Viele Ärzte und Pflegekräfte können von dem Trubel der Visiten im Krankenhaus ein Lied singen: Das Behandlungsteam spricht regelmäßig mit den Patienten, wie es ihnen mit der Therapie sowie Medikation ergehe und welche weiteren Schritte erfolgen könnten. Meist leitet ein Oberarzt des Krankenhauses eine solche Visite, um die Qualität der Behandlung sicherzustellen. Wenn der aber im Urlaub oder krank ist, dann muss ein Oberarzt einer anderen Station vertreten. Dann wird es kompliziert:
Diese Vertretung kennt die Patienten nicht, muss aber dennoch sinnvolle Therapieschritte einleiten.
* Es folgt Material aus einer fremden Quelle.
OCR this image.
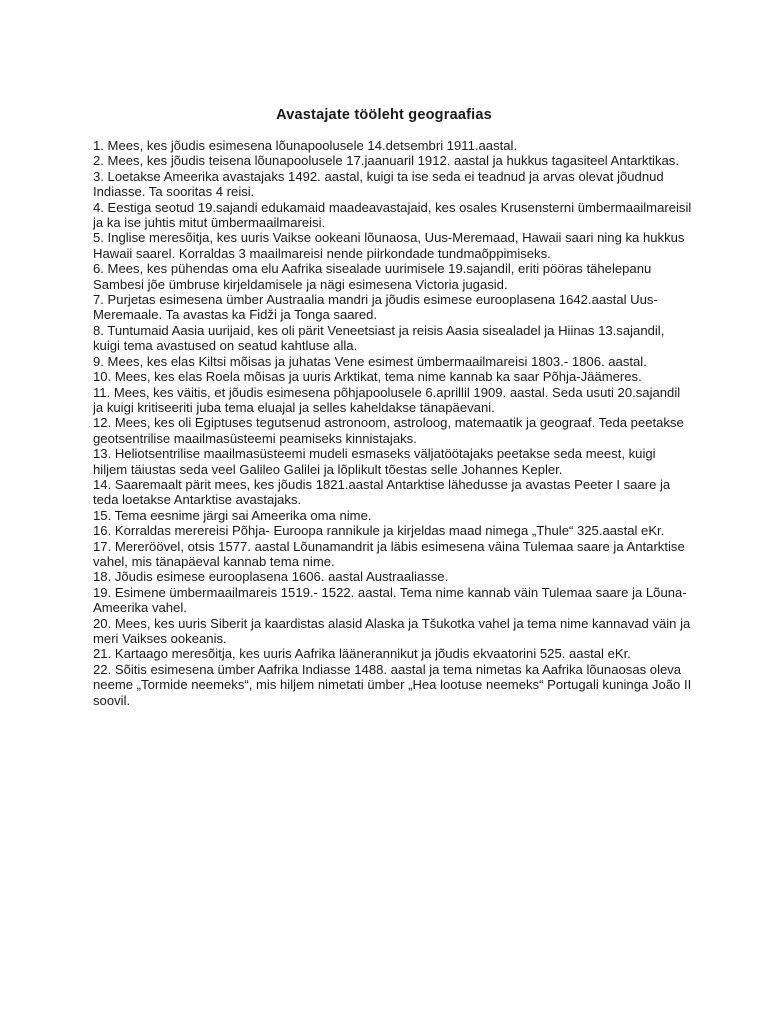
Avastajate tööleht geograafias

1. Mees, kes jõudis esimesena lõunapoolusele 14.detsembri 1911.aastal.

2. Mees, kes jõudis teisena lõunapoolusele 17.jaanuaril 1912. aastal ja hukkus tagasiteel Antarktikas.

3. Loetakse Ameerika avastajaks 1492. aastal, kuigi ta ise seda ei teadnud ja arvas olevat jõudnud Indiasse. Ta sooritas 4 reisi.

4. Eestiga seotud 19.sajandi edukamaid maadeavastajaid, kes osales Krusensterni ümbermaailmareisil ja ka ise juhtis mitut ümbermaailmareisi.

5. Inglise meresõitja, kes uuris Vaikse ookeani lõunaosa, Uus-Meremaad, Hawaii saari ning ka hukkus Hawaii saarel. Korraldas 3 maailmareisi nende piirkondade tundmaõppimiseks.

6. Mees, kes pühendas oma elu Aafrika sisealade uurimisele 19.sajandil, eriti pööras tähelepanu Sambesi jõe ümbruse kirjeldamisele ja nägi esimesena Victoria jugasid.

7. Purjetas esimesena ümber Austraalia mandri ja jõudis esimese eurooplasena 1642.aastal Uus- Meremaale. Ta avastas ka Fidži ja Tonga saared.

8. Tuntumaid Aasia uurijaid, kes oli pärit Veneetsiast ja reisis Aasia sisealadel ja Hiinas 13.sajandil, kuigi tema avastused on seatud kahtluse alla.

9. Mees, kes elas Kiltsi mõisas ja juhatas Vene esimest ümbermaailmareisi 1803.- 1806. aastal.

10. Mees, kes elas Roela mõisas ja uuris Arktikat, tema nime kannab ka saar Põhja-Jäämeres.

11. Mees, kes väitis, et jõudis esimesena põhjapoolusele 6.aprillil 1909. aastal. Seda usuti 20.sajandil ja kuigi kritiseeriti juba tema eluajal ja selles kaheldakse tänapäevani.

12. Mees, kes oli Egiptuses tegutsenud astronoom, astroloog, matemaatik ja geograaf. Teda peetakse geotsentrilise maailmasüsteemi peamiseks kinnistajaks.

13. Heliotsentrilise maailmasüsteemi mudeli esmaseks väljatöötajaks peetakse seda meest, kuigi hiljem täiustas seda veel Galileo Galilei ja lõplikult tõestas selle Johannes Kepler.

14. Saaremaalt pärit mees, kes jõudis 1821.aastal Antarktise lähedusse ja avastas Peeter I saare ja teda loetakse Antarktise avastajaks.

15. Tema eesnime järgi sai Ameerika oma nime.

16. Korraldas merereisi Põhja- Euroopa rannikule ja kirjeldas maad nimega „Thule“ 325.aastal eKr.

17. Mereröövel, otsis 1577. aastal Lõunamandrit ja läbis esimesena väina Tulemaa saare ja Antarktise vahel, mis tänapäeval kannab tema nime.

18. Jõudis esimese eurooplasena 1606. aastal Austraaliasse.

19. Esimene ümbermaailmareis 1519.- 1522. aastal. Tema nime kannab väin Tulemaa saare ja Lõuna- Ameerika vahel.

20. Mees, kes uuris Siberit ja kaardistas alasid Alaska ja Tšukotka vahel ja tema nime kannavad väin ja meri Vaikses ookeanis.

21. Kartaago meresõitja, kes uuris Aafrika läänerannikut ja jõudis ekvaatorini 525. aastal eKr.

22. Sõitis esimesena ümber Aafrika Indiasse 1488. aastal ja tema nimetas ka Aafrika lõunaosas oleva neeme „Tormide neemeks“, mis hiljem nimetati ümber „Hea lootuse neemeks“ Portugali kuninga João II soovil.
Zum Beispiel ein Medikament höher oder niedriger dosieren. Es geht teils um heftige Medikamente. Die sollte ein Arzt nicht ohne Hintergrundinformationen verordnen. Die elektronische Patientenakte (ePA) bietet Ärzten, genauso wie Apothekern, einen schnellen und einfachen Zugang zu sämtlichen Informationen über die Krankheitsgeschichte des Patienten.
Früher mussten anwesende Kollegen die halbe Patientenakte mündlich vorstellen oder verzweifelt in der analogen Patientenakte herumblättern, um etwa Ergebnisse aus einem Fragebogen zu Depressionen nennen zu können. Dies wandelt sich: Mittlerweile greifen Krankenhäuser auf digitale Systeme wie etwa „Nexus AG“ zurück. Dort können alle Behandelnden, von Pflegekraft bis Chefarzt, den Patientenfortschritt kontrolliert dokumentieren, Testergebnisse hochladen, einen Eintrag zum abschließenden Arztbrief einfügen und so weiter. Sämtliche Informationen sind somit zentral gespeichert und können von sämtlichen Geräten jederzeit abgerufen werden. Das erleichtert den Alltag im Krankenhaus enorm.
Seit letztem Mittwoch sind Krankenhäuser, Arztpraxen und Apotheken dazu verpflichtet, mit der elektronischen Patientenakte (ePA) zu arbeiten. Aber noch nicht alle Krankenhäuser in Deutschland sind dafür bereit: Laut der Deutschen Krankenhausgesellschaft (DKG) haben zwar fast alle Krankenhäuser in der Republik mit den „organisatorischen Vorbereitungen“ für die Arbeit mit der Akte begonnen. Allerdings haben nur etwa zwei Drittel der Kliniken begonnen, die ePA tatsächlich einzuführen. Noch weniger – nur etwa jedes fünfte Krankenhaus – hat den Prozess bislang vollständig abgeschlossen.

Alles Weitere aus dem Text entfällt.